Member of the South Dakota House of Representatives from the 29th district
- In office October 20, 1986 – January 1987
- Preceded by: Harold Sieh
- Succeeded by: Albert Schramm

Personal details
- Born: Edna Fuhrman April 12, 1912 Herrick, South Dakota
- Died: December 12, 2014 (aged 102) Winner, South Dakota
- Party: Republican

= Edna Sieh =

American politician

Edna Sieh (née Fuhrman, April 12, 1912 – December 12, 2014) was an American politician who served in the South Dakota House of Representatives as a Republican.

== Biography ==
Sieh was born on April 12, 1912, in Herrick, South Dakota. She married her husband Harold Sieh, who would also go on to become a state representative, on June 9, 1934. Sieh worked as a teacher in Gregory County, South Dakota.
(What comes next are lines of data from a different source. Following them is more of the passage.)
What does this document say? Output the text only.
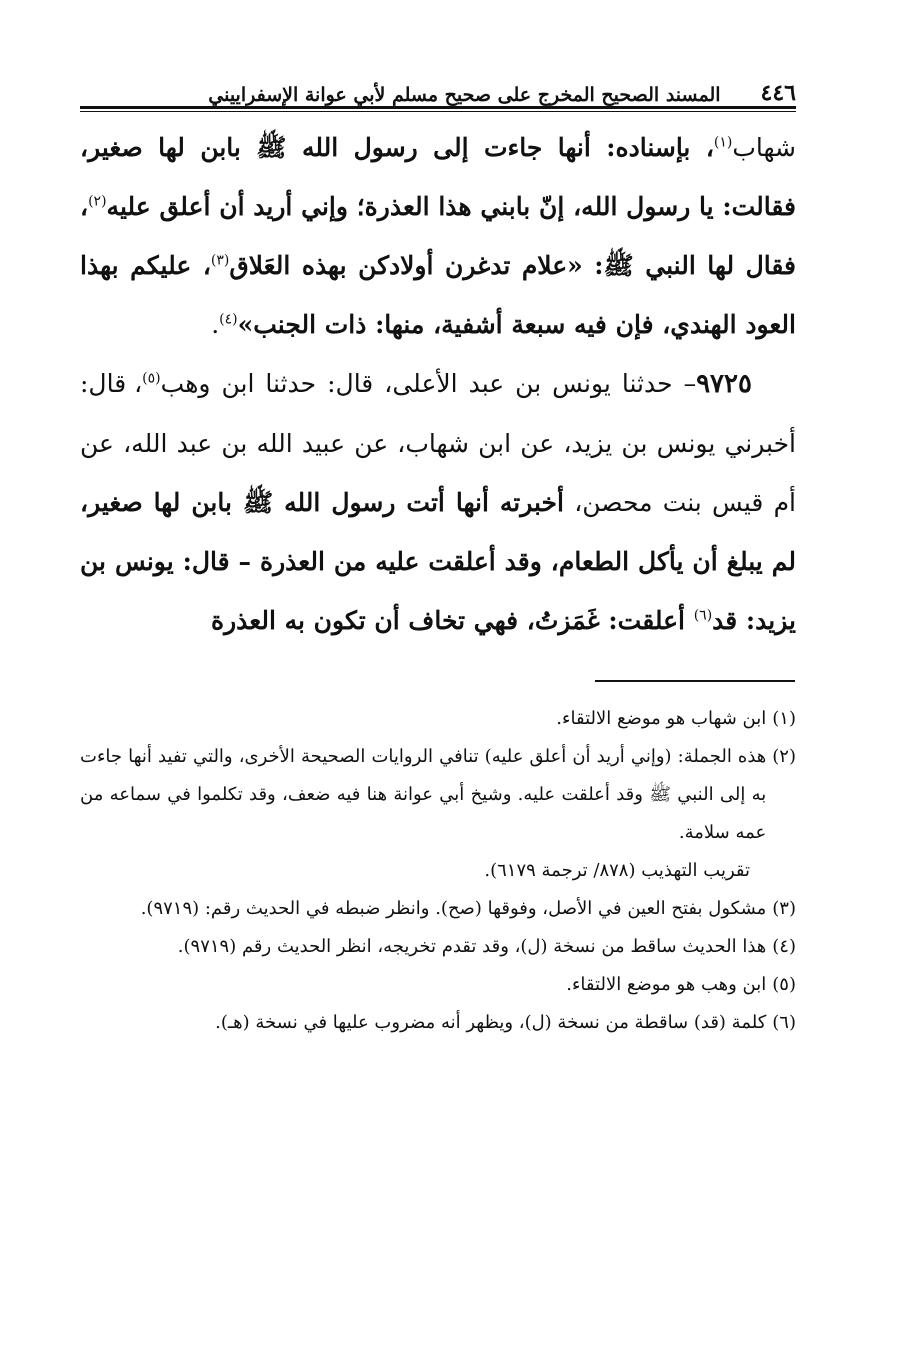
٤٤٦
المسند الصحيح المخرج على صحيح مسلم لأبي عوانة الإسفراييني

شهاب$^{(١)}$، بإسناده: أنها جاءت إلى رسول الله ﷺ بابن لها صغير، فقالت: يا رسول الله، إنّ بابني هذا العذرة؛ وإني أريد أن أعلق عليه$^{(٢)}$، فقال لها النبي ﷺ: «علام تدغرن أولادكن بهذه العَلاق$^{(٣)}$، عليكم بهذا العود الهندي، فإن فيه سبعة أشفية، منها: ذات الجنب»$^{(٤)}$.

٩٧٢٥– حدثنا يونس بن عبد الأعلى، قال: حدثنا ابن وهب$^{(٥)}$، قال: أخبرني يونس بن يزيد، عن ابن شهاب، عن عبيد الله بن عبد الله، عن أم قيس بنت محصن، أخبرته أنها أتت رسول الله ﷺ بابن لها صغير، لم يبلغ أن يأكل الطعام، وقد أعلقت عليه من العذرة – قال: يونس بن يزيد: قد$^{(٦)}$ أعلقت: غَمَزتُ، فهي تخاف أن تكون به العذرة

(١)
ابن شهاب هو موضع الالتقاء.
(٢)
هذه الجملة: (وإني أريد أن أعلق عليه) تنافي الروايات الصحيحة الأخرى، والتي تفيد أنها جاءت به إلى النبي ﷺ وقد أعلقت عليه. وشيخ أبي عوانة هنا فيه ضعف، وقد تكلموا في سماعه من عمه سلامة.
تقريب التهذيب (٨٧٨/ ترجمة ٦١٧٩).
(٣)
مشكول بفتح العين في الأصل، وفوقها (صح). وانظر ضبطه في الحديث رقم: (٩٧١٩).
(٤)
هذا الحديث ساقط من نسخة (ل)، وقد تقدم تخريجه، انظر الحديث رقم (٩٧١٩).
(٥)
ابن وهب هو موضع الالتقاء.
(٦)
كلمة (قد) ساقطة من نسخة (ل)، ويظهر أنه مضروب عليها في نسخة (هـ).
Harold died on September 9, 1986. Edna Sieh was appointed to replace her husband in the House of Representatives by Governor Bill Janklow on October 20, 1986. She represented the 29th district. Because it was too close to the election to remove Harold Sieh's name from the ballot, she was not listed on the ballot for the November 4 election, and was consequently not re-elected.

Sieh died on December 12, 2014, in Winner, South Dakota. She was 102.